Hurricane Isaias: Terrifying reason most deadly tropical season looms | World | News


Hurricane Isaias is now the fifth named storm of the year to make landfall in the continental US, continuing what has been an incredibly early hurricane season. The last time this many storms had hit this soon was in August 1916. Hundreds of thousands of people are without power after the tropical storm made landfall in the US, bringing with it winds of 85mph and the threat of storm surges and flash floods.

But experts fear things could get worse.

As the climate warms, Earth is experiencing higher storm surges and record rainfalls during hurricane season, which is why these storms are becoming more destructive and costly.

Worldwide, hurricane activity peaks in late summer, when the difference between temperatures aloft and sea surface temperatures is the greatest. 

However, each particular basin has its own seasonal patterns. 

In the Northern Atlantic Ocean, a distinct hurricane season occurs from June 1 to November 30, peaking from late August through September. 

But the Environmental Defence Fund (EDF) explained in their latest report how warmer oceans are fueling more storms.

They wrote: “Evaporation intensifies as temperatures rise, and so does the transfer of heat from the oceans to the air.”

They add that as the storms travel across warm oceans, they pull in more water vapour and heat.

That means stronger wind, heavier rainfall and more flooding when the storms hit land.

READ MORE: Tenerife fears: How La Palma volcano eruption could trigger mega-tsunami 

EDF highlights that higher sea level can also push more water inland during hurricane-related storm surges.

While hurricanes are also becoming more destructive from climate change, EDF also revealed that they are moving slower and intensifying faster.

They add: “The winds that steer hurricanes move more slowly in a warmer climate.
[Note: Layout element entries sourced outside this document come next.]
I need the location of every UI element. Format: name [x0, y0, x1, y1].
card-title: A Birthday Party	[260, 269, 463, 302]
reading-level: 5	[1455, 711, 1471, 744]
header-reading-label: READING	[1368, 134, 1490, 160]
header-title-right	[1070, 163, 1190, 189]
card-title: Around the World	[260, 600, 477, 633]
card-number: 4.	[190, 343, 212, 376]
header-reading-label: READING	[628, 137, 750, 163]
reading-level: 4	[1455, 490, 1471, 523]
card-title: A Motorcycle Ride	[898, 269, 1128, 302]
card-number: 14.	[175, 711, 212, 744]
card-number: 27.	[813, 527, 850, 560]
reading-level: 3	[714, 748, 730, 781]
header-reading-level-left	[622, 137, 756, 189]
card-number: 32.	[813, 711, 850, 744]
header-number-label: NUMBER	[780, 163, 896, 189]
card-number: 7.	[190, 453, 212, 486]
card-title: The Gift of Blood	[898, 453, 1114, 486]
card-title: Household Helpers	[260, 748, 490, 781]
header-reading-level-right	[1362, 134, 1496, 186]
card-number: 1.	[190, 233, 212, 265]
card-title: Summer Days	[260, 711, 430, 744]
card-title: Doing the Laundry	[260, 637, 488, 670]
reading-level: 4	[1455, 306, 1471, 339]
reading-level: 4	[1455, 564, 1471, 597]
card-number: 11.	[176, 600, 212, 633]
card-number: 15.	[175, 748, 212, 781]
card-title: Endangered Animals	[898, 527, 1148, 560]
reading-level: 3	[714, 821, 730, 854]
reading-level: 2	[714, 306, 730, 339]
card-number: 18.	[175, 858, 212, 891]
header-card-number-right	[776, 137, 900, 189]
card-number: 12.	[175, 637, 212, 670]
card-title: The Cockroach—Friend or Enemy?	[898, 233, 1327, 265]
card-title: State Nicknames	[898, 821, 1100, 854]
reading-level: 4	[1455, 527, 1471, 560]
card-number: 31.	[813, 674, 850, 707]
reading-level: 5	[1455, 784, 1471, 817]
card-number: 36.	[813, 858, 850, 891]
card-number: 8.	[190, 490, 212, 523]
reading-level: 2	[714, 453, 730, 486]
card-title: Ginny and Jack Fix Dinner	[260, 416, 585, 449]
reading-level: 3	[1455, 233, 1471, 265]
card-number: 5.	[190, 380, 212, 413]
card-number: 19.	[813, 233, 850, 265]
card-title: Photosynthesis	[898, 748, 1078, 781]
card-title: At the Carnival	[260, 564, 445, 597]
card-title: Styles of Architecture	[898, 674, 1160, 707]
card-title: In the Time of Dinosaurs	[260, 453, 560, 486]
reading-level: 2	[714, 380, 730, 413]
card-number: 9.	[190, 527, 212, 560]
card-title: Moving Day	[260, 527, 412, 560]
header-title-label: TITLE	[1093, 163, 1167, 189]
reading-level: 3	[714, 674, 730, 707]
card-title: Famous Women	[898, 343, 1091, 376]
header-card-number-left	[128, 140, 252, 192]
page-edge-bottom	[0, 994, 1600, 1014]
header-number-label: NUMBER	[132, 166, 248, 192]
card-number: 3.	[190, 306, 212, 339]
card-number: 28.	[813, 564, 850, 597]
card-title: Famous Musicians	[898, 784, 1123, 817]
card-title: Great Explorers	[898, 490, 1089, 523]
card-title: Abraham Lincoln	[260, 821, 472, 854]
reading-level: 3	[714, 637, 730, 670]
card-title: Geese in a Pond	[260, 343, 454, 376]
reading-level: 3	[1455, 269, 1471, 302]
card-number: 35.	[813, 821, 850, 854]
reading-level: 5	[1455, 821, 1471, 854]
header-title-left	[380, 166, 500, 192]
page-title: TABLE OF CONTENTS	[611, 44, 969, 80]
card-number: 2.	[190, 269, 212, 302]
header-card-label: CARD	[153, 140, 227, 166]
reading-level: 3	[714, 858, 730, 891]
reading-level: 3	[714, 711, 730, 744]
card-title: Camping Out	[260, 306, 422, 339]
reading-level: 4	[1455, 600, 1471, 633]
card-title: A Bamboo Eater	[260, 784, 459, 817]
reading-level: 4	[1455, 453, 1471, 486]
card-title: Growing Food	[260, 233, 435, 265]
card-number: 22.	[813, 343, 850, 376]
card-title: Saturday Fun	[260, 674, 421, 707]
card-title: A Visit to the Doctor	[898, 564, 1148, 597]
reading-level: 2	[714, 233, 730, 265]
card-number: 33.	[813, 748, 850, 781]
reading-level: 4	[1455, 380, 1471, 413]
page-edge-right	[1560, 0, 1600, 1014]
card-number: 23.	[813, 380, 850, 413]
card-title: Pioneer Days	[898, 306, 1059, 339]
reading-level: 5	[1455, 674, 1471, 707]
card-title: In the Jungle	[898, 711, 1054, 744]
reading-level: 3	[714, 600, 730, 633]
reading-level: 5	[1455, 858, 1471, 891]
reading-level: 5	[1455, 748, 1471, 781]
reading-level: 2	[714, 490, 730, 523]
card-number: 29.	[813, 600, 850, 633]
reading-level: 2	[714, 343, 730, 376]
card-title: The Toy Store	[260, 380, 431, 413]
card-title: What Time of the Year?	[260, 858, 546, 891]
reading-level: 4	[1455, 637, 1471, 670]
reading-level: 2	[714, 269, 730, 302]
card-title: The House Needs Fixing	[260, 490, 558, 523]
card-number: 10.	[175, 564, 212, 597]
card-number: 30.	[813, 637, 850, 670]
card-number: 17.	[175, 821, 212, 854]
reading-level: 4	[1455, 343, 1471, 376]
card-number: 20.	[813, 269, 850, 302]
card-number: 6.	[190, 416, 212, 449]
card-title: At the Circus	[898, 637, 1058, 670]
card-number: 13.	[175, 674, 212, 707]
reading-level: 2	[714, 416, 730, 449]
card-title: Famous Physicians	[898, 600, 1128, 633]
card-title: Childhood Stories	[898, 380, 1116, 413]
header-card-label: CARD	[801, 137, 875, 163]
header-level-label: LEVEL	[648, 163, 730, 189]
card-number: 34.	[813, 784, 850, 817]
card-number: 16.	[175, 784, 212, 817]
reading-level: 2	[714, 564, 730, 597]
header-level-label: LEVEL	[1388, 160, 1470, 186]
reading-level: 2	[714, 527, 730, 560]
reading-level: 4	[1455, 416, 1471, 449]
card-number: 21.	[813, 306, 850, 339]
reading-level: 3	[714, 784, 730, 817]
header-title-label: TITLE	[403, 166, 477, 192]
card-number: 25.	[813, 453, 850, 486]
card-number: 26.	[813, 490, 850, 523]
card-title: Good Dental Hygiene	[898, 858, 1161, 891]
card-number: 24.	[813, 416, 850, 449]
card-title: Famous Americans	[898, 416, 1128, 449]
Because warmer oceans transfer more heat to the air – and heat fuels storms – storms get more intense faster. 

“Hurricane Dorian, which hovered over the Bahamas for more than two days in 2019, helps illustrate those conditions.”

Hurricanes have traditionally moved at 10 to 35 miles an hour. 

Dorian crawled at 1.2 miles an hour, after quickly strengthening from a Category 2 storm to a Category 5.